Pan Jing-Hua, Zhou Hong, Zhu Sheng-Bin, Huang Jin-Lian, Zhao Xiao-Xu, Ding Hui, Pan Yun-Long
Department of General Surgery, The First Affiliated Hospital of Jinan University, Guangzhou 510632, China,
Department of Gynecology, The First Affiliated Hospital of Jinan University, Guangzhou 510632, China.
Cancer Manag Res. 2018 Aug 1;10:2289-2301. doi: 10.2147/CMAR.S170105. eCollection 2018.
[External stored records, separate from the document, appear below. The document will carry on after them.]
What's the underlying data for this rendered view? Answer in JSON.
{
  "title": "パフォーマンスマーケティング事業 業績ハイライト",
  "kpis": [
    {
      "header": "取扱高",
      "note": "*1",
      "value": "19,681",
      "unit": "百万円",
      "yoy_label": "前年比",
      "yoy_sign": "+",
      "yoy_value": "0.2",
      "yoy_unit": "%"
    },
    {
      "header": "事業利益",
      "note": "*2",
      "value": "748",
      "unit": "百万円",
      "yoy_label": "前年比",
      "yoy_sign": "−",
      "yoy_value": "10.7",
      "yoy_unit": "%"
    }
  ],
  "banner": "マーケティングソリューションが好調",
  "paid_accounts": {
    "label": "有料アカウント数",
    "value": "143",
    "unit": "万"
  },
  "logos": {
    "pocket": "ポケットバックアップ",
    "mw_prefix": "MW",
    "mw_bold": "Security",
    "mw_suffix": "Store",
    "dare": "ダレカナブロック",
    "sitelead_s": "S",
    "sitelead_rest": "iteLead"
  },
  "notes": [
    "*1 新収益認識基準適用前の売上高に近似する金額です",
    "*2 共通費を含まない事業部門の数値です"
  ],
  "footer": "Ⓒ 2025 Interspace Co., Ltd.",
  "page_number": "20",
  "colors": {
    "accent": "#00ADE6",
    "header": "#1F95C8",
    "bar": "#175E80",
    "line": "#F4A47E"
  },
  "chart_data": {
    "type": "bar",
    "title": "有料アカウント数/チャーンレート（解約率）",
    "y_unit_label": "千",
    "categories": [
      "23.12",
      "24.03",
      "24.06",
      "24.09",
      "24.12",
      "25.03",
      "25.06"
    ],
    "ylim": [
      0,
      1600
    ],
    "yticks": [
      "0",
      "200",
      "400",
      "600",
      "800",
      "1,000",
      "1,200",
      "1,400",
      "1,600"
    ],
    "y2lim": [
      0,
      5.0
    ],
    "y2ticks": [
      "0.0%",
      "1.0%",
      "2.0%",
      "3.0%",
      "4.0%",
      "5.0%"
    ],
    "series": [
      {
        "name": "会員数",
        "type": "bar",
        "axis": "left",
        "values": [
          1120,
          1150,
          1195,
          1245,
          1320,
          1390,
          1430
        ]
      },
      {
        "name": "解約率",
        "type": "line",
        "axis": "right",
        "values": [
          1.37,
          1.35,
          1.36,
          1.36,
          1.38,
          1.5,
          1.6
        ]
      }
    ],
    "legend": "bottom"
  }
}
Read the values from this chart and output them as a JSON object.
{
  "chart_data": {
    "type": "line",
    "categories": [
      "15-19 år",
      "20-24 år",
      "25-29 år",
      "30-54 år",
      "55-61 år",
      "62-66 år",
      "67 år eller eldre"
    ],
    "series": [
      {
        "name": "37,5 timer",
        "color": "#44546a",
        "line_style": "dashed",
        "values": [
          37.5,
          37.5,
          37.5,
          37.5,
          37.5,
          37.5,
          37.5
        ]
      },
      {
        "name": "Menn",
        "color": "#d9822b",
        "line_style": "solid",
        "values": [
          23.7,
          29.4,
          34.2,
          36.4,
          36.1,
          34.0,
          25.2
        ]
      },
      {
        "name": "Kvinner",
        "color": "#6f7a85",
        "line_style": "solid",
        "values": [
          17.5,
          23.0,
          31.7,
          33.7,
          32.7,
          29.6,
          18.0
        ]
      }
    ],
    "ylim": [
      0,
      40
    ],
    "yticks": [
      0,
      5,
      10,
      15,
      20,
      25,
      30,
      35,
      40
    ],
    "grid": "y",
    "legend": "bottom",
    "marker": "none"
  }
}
RAF kinase is crucially involved in cell proliferation and survival in colorectal cancer (CRC). Patients with metastatic CRC (mCRC) harboring BRAF mutations (BRAFms) not only experience a poor prognosis but also benefit less from therapeutics targeting ERK signaling. With advances in RAF inhibitors and second-generation inhibitors including encorafenib and vemurafenib, which have been approved for treating BRAF-V600E malignancies, the combinatorial therapeutic strategies of RAF inhibitors elicit remarkable responses in patients with BRAF-V600E mCRC. However, the therapeutic efficacy is restricted by resistance, which might be due to RAF dimerization and reactivation of the MAPK pathway. In addition, the next-generation RAF inhibitors, which are characterized by varying structural and biochemical properties, have achieved preclinical and clinical advances. Herein, we summarize the existing mechanism of RAF kinases in CRC, including MAPK feedback reactivation of resistance to RAF inhibitors. We additionally summarize the development of three generations of RAF inhibitors and different therapeutic strategies including the combination of EGFR, BRAF, and PI3K inhibitors for BRAFm CRC treatment.
RAF激酶在结直肠癌(CRC)的细胞增殖和存活中起着至关重要的作用。携带BRAF突变(BRAFms)的转移性结直肠癌(mCRC)患者不仅预后较差,而且从靶向ERK信号通路的治疗中获益较少。随着RAF抑制剂和第二代抑制剂(包括已被批准用于治疗BRAF-V600E恶性肿瘤的恩考芬尼和维莫非尼)的进展,RAF抑制剂的联合治疗策略在BRAF-V600E mCRC患者中引起了显著反应。然而,治疗效果受到耐药性的限制,这可能是由于RAF二聚化和MAPK通路的重新激活。此外,具有不同结构和生化特性的下一代RAF抑制剂已取得临床前和临床进展。在此,我们总结了RAF激酶在CRC中的现有机制,包括对RAF抑制剂耐药的MAPK反馈重新激活。我们还总结了三代RAF抑制剂的发展以及不同的治疗策略,包括用于BRAFm CRC治疗的EGFR、BRAF和PI3K抑制剂的联合使用。